The town of Dover is dependent on tourism driven largely by nearby Mount Snow.

The Select Board decided last week to use some proceeds from the local one-percent sales tax to fund a marketing campaign.

Colby Dix serves on the Dover Select Board. He says the campaign will let people around New England know that Vermont and the Deerfield Valley are open for business.

(Dix) "It’s one of the benefits of having our local options tax. And though it has been controversial at times, when you can directly market and give some benefit back to all the businesses that have helped to support it, it’s kind of a no-brainer."

(Host) Dix says the message that ‘Vermont is open’ is important to emphasize. That’s because in the early days after the storm, the towns in the Deerfield Valley had asked people to stay away temporarily.

(Dix) "When the hurricane initially hit, the week after we had to have some really tough conversations with our second home owners and visitors to say, ‘Please don’t come just yet. Our roads aren’t ready. If you come up and hinder our ability to fix our infrastructure, then we can’t get ready for foliage or anything beyond that.’ But at this point, we’ve made just amazing strides."
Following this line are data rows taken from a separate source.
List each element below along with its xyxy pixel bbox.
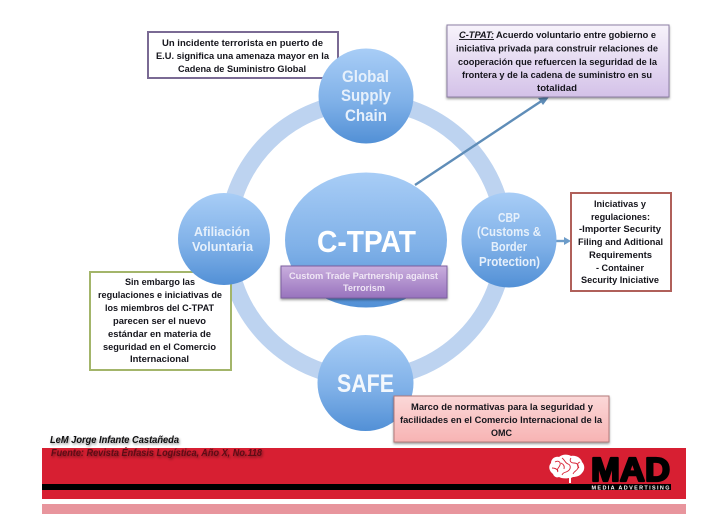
callout: C-TPAT definition: C-TPAT: [459, 30, 494, 40]
callout: members standard: estándar en materia de [108, 329, 211, 339]
callout: C-TPAT definition: cooperación que refuercen la seguridad de la [458, 57, 658, 67]
node: CBP: Border [491, 240, 527, 254]
callout: terrorist incident [148, 32, 338, 78]
callout: members standard [90, 272, 231, 370]
callout: members standard: Internacional [130, 354, 189, 364]
callout: SAFE framework: Marco de normativas para la seguridad y [411, 402, 594, 412]
callout: C-TPAT definition: iniciativa privada para construir relaciones de [456, 44, 658, 54]
ring connecting the nodes [228, 102, 504, 378]
node: Global Supply Chain: Supply [341, 86, 391, 105]
callout: initiatives and regulations: regulaciones: [591, 212, 650, 222]
node: SAFE: SAFE [337, 370, 394, 398]
subtitle banner: Custom Trade Partnership against [289, 271, 438, 281]
node: CBP: CBP [498, 211, 520, 225]
logo wordmark: MAD: MAD [591, 451, 670, 488]
node: Afiliación Voluntaria: Afiliación [194, 225, 250, 239]
callout: initiatives and regulations: Security Iniciative [581, 275, 659, 285]
callout: terrorist incident: E.U. significa una amenaza mayor en la [156, 51, 330, 61]
central node: C-TPAT [285, 172, 447, 308]
callout: initiatives and regulations: Requirements [589, 250, 652, 260]
node: CBP [462, 192, 556, 288]
callout: SAFE framework: facilidades en el Comercio Internacional de la [400, 415, 603, 425]
callout: C-TPAT definition [447, 25, 669, 97]
central node: C-TPAT: C-TPAT [317, 224, 416, 259]
logo tagline: MEDIA ADVERTISING [592, 485, 670, 491]
callout: terrorist incident: Un incidente terrorista en puerto de [162, 38, 323, 48]
node: CBP: (Customs & [477, 225, 541, 239]
node: Afiliación Voluntaria: Voluntaria [192, 240, 254, 254]
callout: members standard: seguridad en el Comercio [103, 342, 216, 352]
callout: C-TPAT definition: frontera y de la cadena de suministro en su [462, 70, 652, 80]
node: Global Supply Chain: Chain [345, 106, 387, 125]
callout: SAFE framework [394, 396, 609, 442]
subtitle banner [281, 266, 447, 298]
source credit: Fuente: Revista Énfasis Logística, Año X, No.118 [51, 446, 262, 459]
callout: members standard: parecen ser el nuevo [113, 316, 206, 326]
arrow: C-TPAT to definition [415, 97, 549, 185]
callout: members standard: los miembros del C-TPAT [105, 303, 214, 313]
callout: SAFE framework: OMC [491, 428, 512, 438]
subtitle banner: Terrorism [343, 283, 385, 293]
arrow: CBP to initiatives [556, 237, 571, 245]
node: Global Supply Chain [318, 48, 414, 144]
callout: members standard: Sin embargo las [125, 277, 195, 287]
icon: brain logo [549, 455, 584, 483]
callout: initiatives and regulations: -Importer Security [579, 224, 662, 234]
callout: C-TPAT definition: Acuerdo voluntario entre gobierno e [496, 30, 656, 40]
author credit: LeM Jorge Infante Castañeda [50, 435, 179, 446]
node: SAFE [318, 335, 414, 431]
callout: initiatives and regulations: Iniciativas y [594, 199, 647, 209]
callout: members standard: regulaciones e iniciativas de [98, 290, 222, 300]
node: Afiliación Voluntaria [178, 193, 270, 285]
callout: terrorist incident: Cadena de Suministro Global [178, 64, 306, 74]
node: Global Supply Chain: Global [342, 67, 389, 86]
callout: C-TPAT definition: totalidad [537, 83, 577, 93]
callout: initiatives and regulations: - Container [596, 263, 644, 273]
node: CBP: Protection) [479, 255, 540, 269]
footer band [42, 448, 686, 514]
callout: initiatives and regulations: Filing and Aditional [578, 237, 663, 247]
callout: initiatives and regulations [571, 193, 671, 291]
(Host) The state has tried to manage those two messages – to give some towns space to rebuild, but to support the businesses that are still open.

Megan Smith is the tourism commissioner. She says visitors spend $332 million in Vermont during foliage season, but expects this year will be different.
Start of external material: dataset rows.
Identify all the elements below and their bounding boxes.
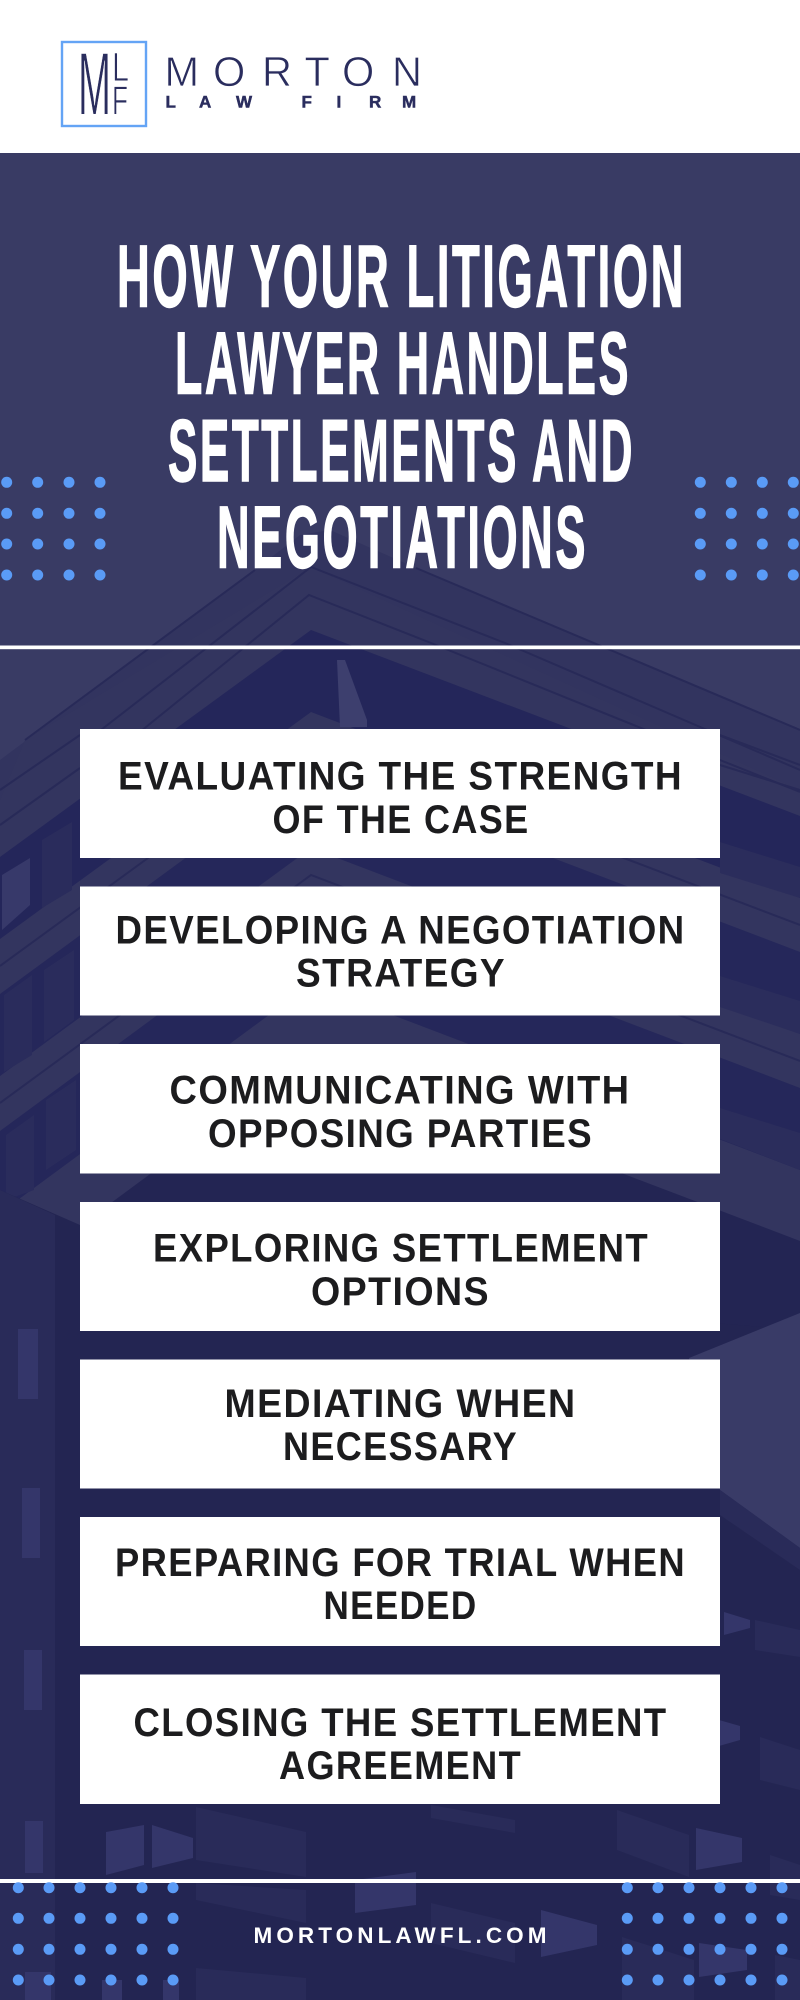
- logo: Morton Law Firm: [62, 34, 422, 134]
- footer website url: MORTONLAWFL.COM: [254, 1923, 546, 1948]
- card: evaluating the strength of the case: [80, 729, 720, 858]
- card: closing the settlement agreement: [80, 1674, 720, 1804]
- card: mediating when necessary: [80, 1360, 720, 1488]
- card: closing the settlement agreement: AGREEMENT: [279, 1744, 522, 1788]
- card: evaluating the strength of the case: OF THE CASE: [272, 798, 530, 842]
- logo monogram: [78, 34, 129, 134]
- card: preparing for trial when needed: PREPARING FOR TRIAL WHEN: [115, 1541, 686, 1585]
- logo tagline: LAW FIRM: [166, 93, 416, 112]
- dots: bottom left: [13, 1882, 178, 1986]
- logo monogram: M: [78, 34, 111, 134]
- card: developing a negotiation strategy: STRATEGY: [296, 952, 506, 996]
- card: communicating with opposing parties: [80, 1044, 720, 1174]
- logo monogram: L: [112, 44, 129, 90]
- header: white logo band: [0, 0, 800, 153]
- logo wordmark: MORTON: [164, 48, 422, 95]
- top divider line: [0, 646, 800, 649]
- card: closing the settlement agreement: CLOSING THE SETTLEMENT: [134, 1701, 668, 1745]
- background: lower building bricks and windows: [0, 1190, 800, 2000]
- title: [117, 226, 686, 586]
- card: evaluating the strength of the case: EVALUATING THE STRENGTH: [118, 754, 683, 798]
- card: mediating when necessary: NECESSARY: [283, 1425, 518, 1469]
- dots: top right: [695, 477, 799, 580]
- bottom divider line: [0, 1879, 800, 1883]
- card: communicating with opposing parties: COMMUNICATING WITH: [170, 1068, 630, 1112]
- dots: bottom right: [622, 1882, 788, 1986]
- logo frame: [62, 42, 146, 126]
- card: exploring settlement options: OPTIONS: [311, 1270, 490, 1314]
- card: exploring settlement options: [80, 1202, 720, 1331]
- card: mediating when necessary: MEDIATING WHEN: [224, 1382, 576, 1426]
- card: preparing for trial when needed: NEEDED: [324, 1584, 478, 1628]
- card: developing a negotiation strategy: DEVELOPING A NEGOTIATION: [116, 908, 686, 952]
- card: developing a negotiation strategy: [80, 886, 720, 1016]
- card: preparing for trial when needed: [80, 1517, 720, 1646]
- dots: top left: [1, 477, 106, 580]
- card: exploring settlement options: EXPLORING SETTLEMENT: [153, 1226, 649, 1270]
- logo monogram: F: [112, 78, 128, 124]
- card: communicating with opposing parties: OPPOSING PARTIES: [208, 1112, 593, 1156]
(Smith) "I was out all weekend along Route 100 that had just re-opened, talking to business owners. And you know that’s business that they’re just not going to get back. And that’s tax dollars we’re not going to collect as a state. And I think that we have to really – right away, as soon as foliage season is over – we really have to get a grasp on what the damage has been."

(Host) Smith says major winter marketing campaigns are already under way. She says her long-term focus is on making sure tourism rebounds next fall and winter.